In 1937 he claimed he was going to stage a "fish walkathon" featuring the Anabas Testudineus (the "walking or climbing perch").

In 1945 he claimed to have spotted a 20-foot sea monster in the Potomac River. He called it Percival.

One time he made a panther-skin coat for a Maine trout and claimed it was an actual fur-bearing trout. Supposedly this fooled some Russian ichthyologists before "someone dragged them aside and whispered, 'it's a joke, comrade.'"

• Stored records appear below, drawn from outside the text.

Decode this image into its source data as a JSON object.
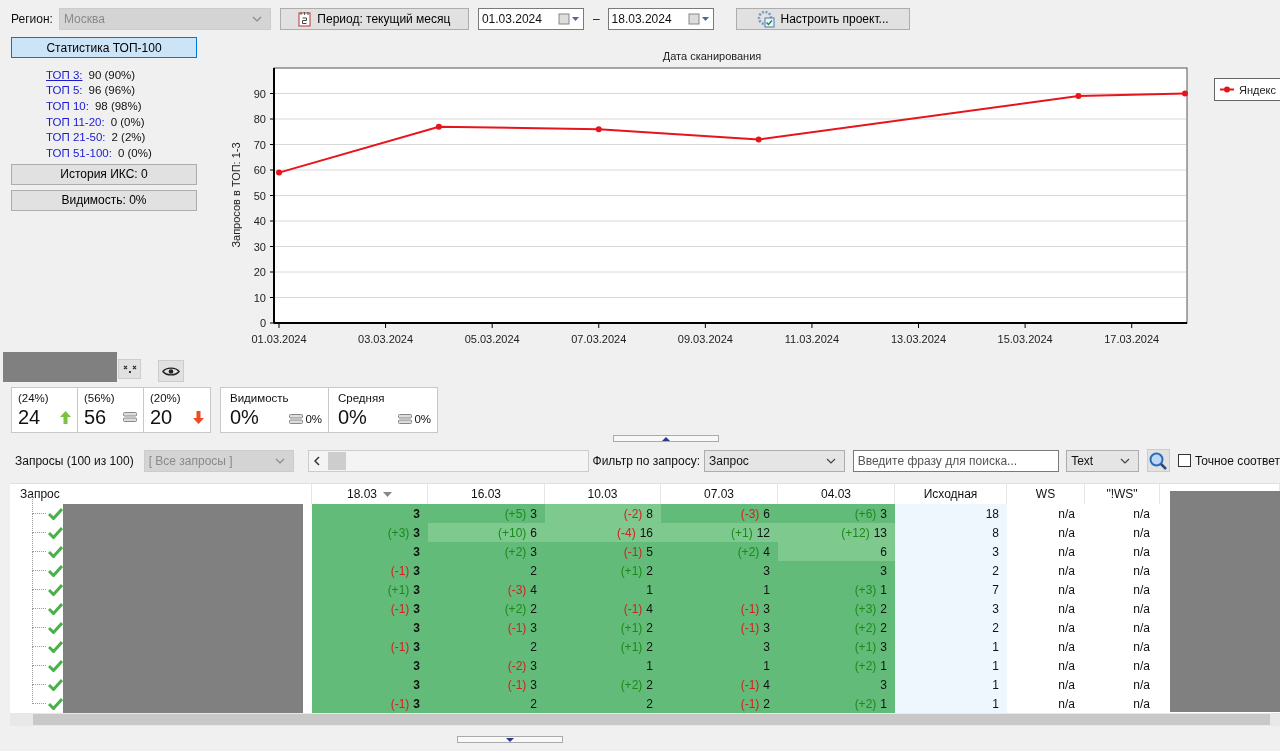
{
  "region": {
    "label": "Регион:",
    "value": "Москва",
    "disabled": true
  },
  "period_button": "Период: текущий месяц",
  "date_from": "01.03.2024",
  "date_separator": "–",
  "date_to": "18.03.2024",
  "settings_button": "Настроить проект...",
  "left_panel": {
    "top_button": {
      "label": "Статистика ТОП-100",
      "selected": true
    },
    "stats": [
      {
        "label": "ТОП 3:",
        "value": "90 (90%)",
        "selected": true
      },
      {
        "label": "ТОП 5:",
        "value": "96 (96%)",
        "selected": false
      },
      {
        "label": "ТОП 10:",
        "value": "98 (98%)",
        "selected": false
      },
      {
        "label": "ТОП 11-20:",
        "value": "0 (0%)",
        "selected": false
      },
      {
        "label": "ТОП 21-50:",
        "value": "2 (2%)",
        "selected": false
      },
      {
        "label": "ТОП 51-100:",
        "value": "0 (0%)",
        "selected": false
      }
    ],
    "buttons": [
      {
        "label": "История ИКС: 0",
        "selected": false
      },
      {
        "label": "Видимость: 0%",
        "selected": false
      }
    ]
  },
  "chart": {
    "chart_data": {
      "type": "line",
      "title": "Дата сканирования",
      "ylabel": "Запросов в ТОП: 1-3",
      "categories": [
        "01.03.2024",
        null,
        "03.03.2024",
        null,
        "05.03.2024",
        null,
        "07.03.2024",
        null,
        "09.03.2024",
        null,
        "11.03.2024",
        null,
        "13.03.2024",
        null,
        "15.03.2024",
        null,
        "17.03.2024",
        null
      ],
      "grid": true,
      "series": [
        {
          "name": "Яндекс",
          "color": "#e8141b",
          "marker": "circle",
          "values": [
            59,
            null,
            null,
            77,
            null,
            null,
            76,
            null,
            null,
            72,
            null,
            null,
            null,
            null,
            null,
            89,
            null,
            90
          ]
        }
      ],
      "ylim": [
        0,
        100
      ],
      "yticks": [
        0,
        10,
        20,
        30,
        40,
        50,
        60,
        70,
        80,
        90
      ]
    }
  },
  "trend_cards": [
    {
      "percent": "(24%)",
      "value": "24",
      "kind": "up"
    },
    {
      "percent": "(56%)",
      "value": "56",
      "kind": "flat"
    },
    {
      "percent": "(20%)",
      "value": "20",
      "kind": "down"
    }
  ],
  "metric_cards": [
    {
      "label": "Видимость",
      "value": "0%",
      "kind": "flat",
      "change": "0%"
    },
    {
      "label": "Средняя",
      "value": "0%",
      "kind": "flat",
      "change": "0%"
    }
  ],
  "filter": {
    "count_label": "Запросы (100 из 100)",
    "group_select": {
      "value": "[ Все запросы ]",
      "disabled": true
    },
    "filter_label": "Фильтр по запросу:",
    "field_select": "Запрос",
    "search_placeholder": "Введите фразу для поиска...",
    "mode_select": "Text",
    "exact_match": {
      "label": "Точное соответ",
      "checked": false
    }
  },
  "table": {
    "columns": [
      {
        "label": "Запрос",
        "sorted": false
      },
      {
        "label": "18.03",
        "sorted": true
      },
      {
        "label": "16.03",
        "sorted": false
      },
      {
        "label": "10.03",
        "sorted": false
      },
      {
        "label": "07.03",
        "sorted": false
      },
      {
        "label": "04.03",
        "sorted": false
      },
      {
        "label": "Исходная",
        "sorted": false
      },
      {
        "label": "WS",
        "sorted": false
      },
      {
        "label": "\"!WS\"",
        "sorted": false
      }
    ],
    "rows": [
      {
        "positions": [
          {
            "value": "3",
            "light": false
          },
          {
            "change": "(+5)",
            "kind": "up",
            "value": "3",
            "light": false
          },
          {
            "change": "(-2)",
            "kind": "down",
            "value": "8",
            "light": true
          },
          {
            "change": "(-3)",
            "kind": "down",
            "value": "6",
            "light": false
          },
          {
            "change": "(+6)",
            "kind": "up",
            "value": "3",
            "light": false
          }
        ],
        "initial": "18",
        "ws": "n/a",
        "iws": "n/a"
      },
      {
        "positions": [
          {
            "change": "(+3)",
            "kind": "up",
            "value": "3",
            "light": false
          },
          {
            "change": "(+10)",
            "kind": "up",
            "value": "6",
            "light": true
          },
          {
            "change": "(-4)",
            "kind": "down",
            "value": "16",
            "light": true
          },
          {
            "change": "(+1)",
            "kind": "up",
            "value": "12",
            "light": true
          },
          {
            "change": "(+12)",
            "kind": "up",
            "value": "13",
            "light": true
          }
        ],
        "initial": "8",
        "ws": "n/a",
        "iws": "n/a"
      },
      {
        "positions": [
          {
            "value": "3",
            "light": false
          },
          {
            "change": "(+2)",
            "kind": "up",
            "value": "3",
            "light": false
          },
          {
            "change": "(-1)",
            "kind": "down",
            "value": "5",
            "light": false
          },
          {
            "change": "(+2)",
            "kind": "up",
            "value": "4",
            "light": false
          },
          {
            "value": "6",
            "light": true
          }
        ],
        "initial": "3",
        "ws": "n/a",
        "iws": "n/a"
      },
      {
        "positions": [
          {
            "change": "(-1)",
            "kind": "down",
            "value": "3",
            "light": false
          },
          {
            "value": "2",
            "light": false
          },
          {
            "change": "(+1)",
            "kind": "up",
            "value": "2",
            "light": false
          },
          {
            "value": "3",
            "light": false
          },
          {
            "value": "3",
            "light": false
          }
        ],
        "initial": "2",
        "ws": "n/a",
        "iws": "n/a"
      },
      {
        "positions": [
          {
            "change": "(+1)",
            "kind": "up",
            "value": "3",
            "light": false
          },
          {
            "change": "(-3)",
            "kind": "down",
            "value": "4",
            "light": false
          },
          {
            "value": "1",
            "light": false
          },
          {
            "value": "1",
            "light": false
          },
          {
            "change": "(+3)",
            "kind": "up",
            "value": "1",
            "light": false
          }
        ],
        "initial": "7",
        "ws": "n/a",
        "iws": "n/a"
      },
      {
        "positions": [
          {
            "change": "(-1)",
            "kind": "down",
            "value": "3",
            "light": false
          },
          {
            "change": "(+2)",
            "kind": "up",
            "value": "2",
            "light": false
          },
          {
            "change": "(-1)",
            "kind": "down",
            "value": "4",
            "light": false
          },
          {
            "change": "(-1)",
            "kind": "down",
            "value": "3",
            "light": false
          },
          {
            "change": "(+3)",
            "kind": "up",
            "value": "2",
            "light": false
          }
        ],
        "initial": "3",
        "ws": "n/a",
        "iws": "n/a"
      },
      {
        "positions": [
          {
            "value": "3",
            "light": false
          },
          {
            "change": "(-1)",
            "kind": "down",
            "value": "3",
            "light": false
          },
          {
            "change": "(+1)",
            "kind": "up",
            "value": "2",
            "light": false
          },
          {
            "change": "(-1)",
            "kind": "down",
            "value": "3",
            "light": false
          },
          {
            "change": "(+2)",
            "kind": "up",
            "value": "2",
            "light": false
          }
        ],
        "initial": "2",
        "ws": "n/a",
        "iws": "n/a"
      },
      {
        "positions": [
          {
            "change": "(-1)",
            "kind": "down",
            "value": "3",
            "light": false
          },
          {
            "value": "2",
            "light": false
          },
          {
            "change": "(+1)",
            "kind": "up",
            "value": "2",
            "light": false
          },
          {
            "value": "3",
            "light": false
          },
          {
            "change": "(+1)",
            "kind": "up",
            "value": "3",
            "light": false
          }
        ],
        "initial": "1",
        "ws": "n/a",
        "iws": "n/a"
      },
      {
        "positions": [
          {
            "value": "3",
            "light": false
          },
          {
            "change": "(-2)",
            "kind": "down",
            "value": "3",
            "light": false
          },
          {
            "value": "1",
            "light": false
          },
          {
            "value": "1",
            "light": false
          },
          {
            "change": "(+2)",
            "kind": "up",
            "value": "1",
            "light": false
          }
        ],
        "initial": "1",
        "ws": "n/a",
        "iws": "n/a"
      },
      {
        "positions": [
          {
            "value": "3",
            "light": false
          },
          {
            "change": "(-1)",
            "kind": "down",
            "value": "3",
            "light": false
          },
          {
            "change": "(+2)",
            "kind": "up",
            "value": "2",
            "light": false
          },
          {
            "change": "(-1)",
            "kind": "down",
            "value": "4",
            "light": false
          },
          {
            "value": "3",
            "light": false
          }
        ],
        "initial": "1",
        "ws": "n/a",
        "iws": "n/a"
      },
      {
        "positions": [
          {
            "change": "(-1)",
            "kind": "down",
            "value": "3",
            "light": false
          },
          {
            "value": "2",
            "light": false
          },
          {
            "value": "2",
            "light": false
          },
          {
            "change": "(-1)",
            "kind": "down",
            "value": "2",
            "light": false
          },
          {
            "change": "(+2)",
            "kind": "up",
            "value": "1",
            "light": false
          }
        ],
        "initial": "1",
        "ws": "n/a",
        "iws": "n/a"
      }
    ]
  }
}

As for the pipe-cleaning alligators, an Associated Press article from October 1937 (can't find a link to an online copy) explains the genesis of the idea:
Orsinger said he conceived the idea when a drain pipe became clogged at a friend's home and it appeared it would be necessary to rip up the kitchen floor.
An alligator was placed in one end of the drain. It worked its way through the pipe and emerged at the other end.
"Alligators, you know, don't do backwards," Orsinger explained.
Elated, he has developed a sort of alligator-pipe size arrangement.
A 14-inch alligator, for instance, should do the job in a 6-inch pipe.

Apparently it's a myth that alligators can't walk backwards. Although it's surprisingly hard to find authoritative information on this subject. A search of science journal articles turned up nothing. But pawnation.com offers this info:
The most common form of movement for alligators on land is called the “belly crawl,” and while an alligator cannot walk backwards on its belly, there is another form of movement that allows backwards motion: the “high walk.” When an alligator is high walking, its entire body and the majority of its tail is off the ground. This form of locomotion is used primarily when an alligator is getting out of water or moving over an obstruction, but it also allows alligators to move backwards.

So if this is true, Orsinger's scheme to use alligators to clean pipes might actually work, because the gators wouldn't be able to do the 'high walk' in a clogged pipe, and thus would have to move forward.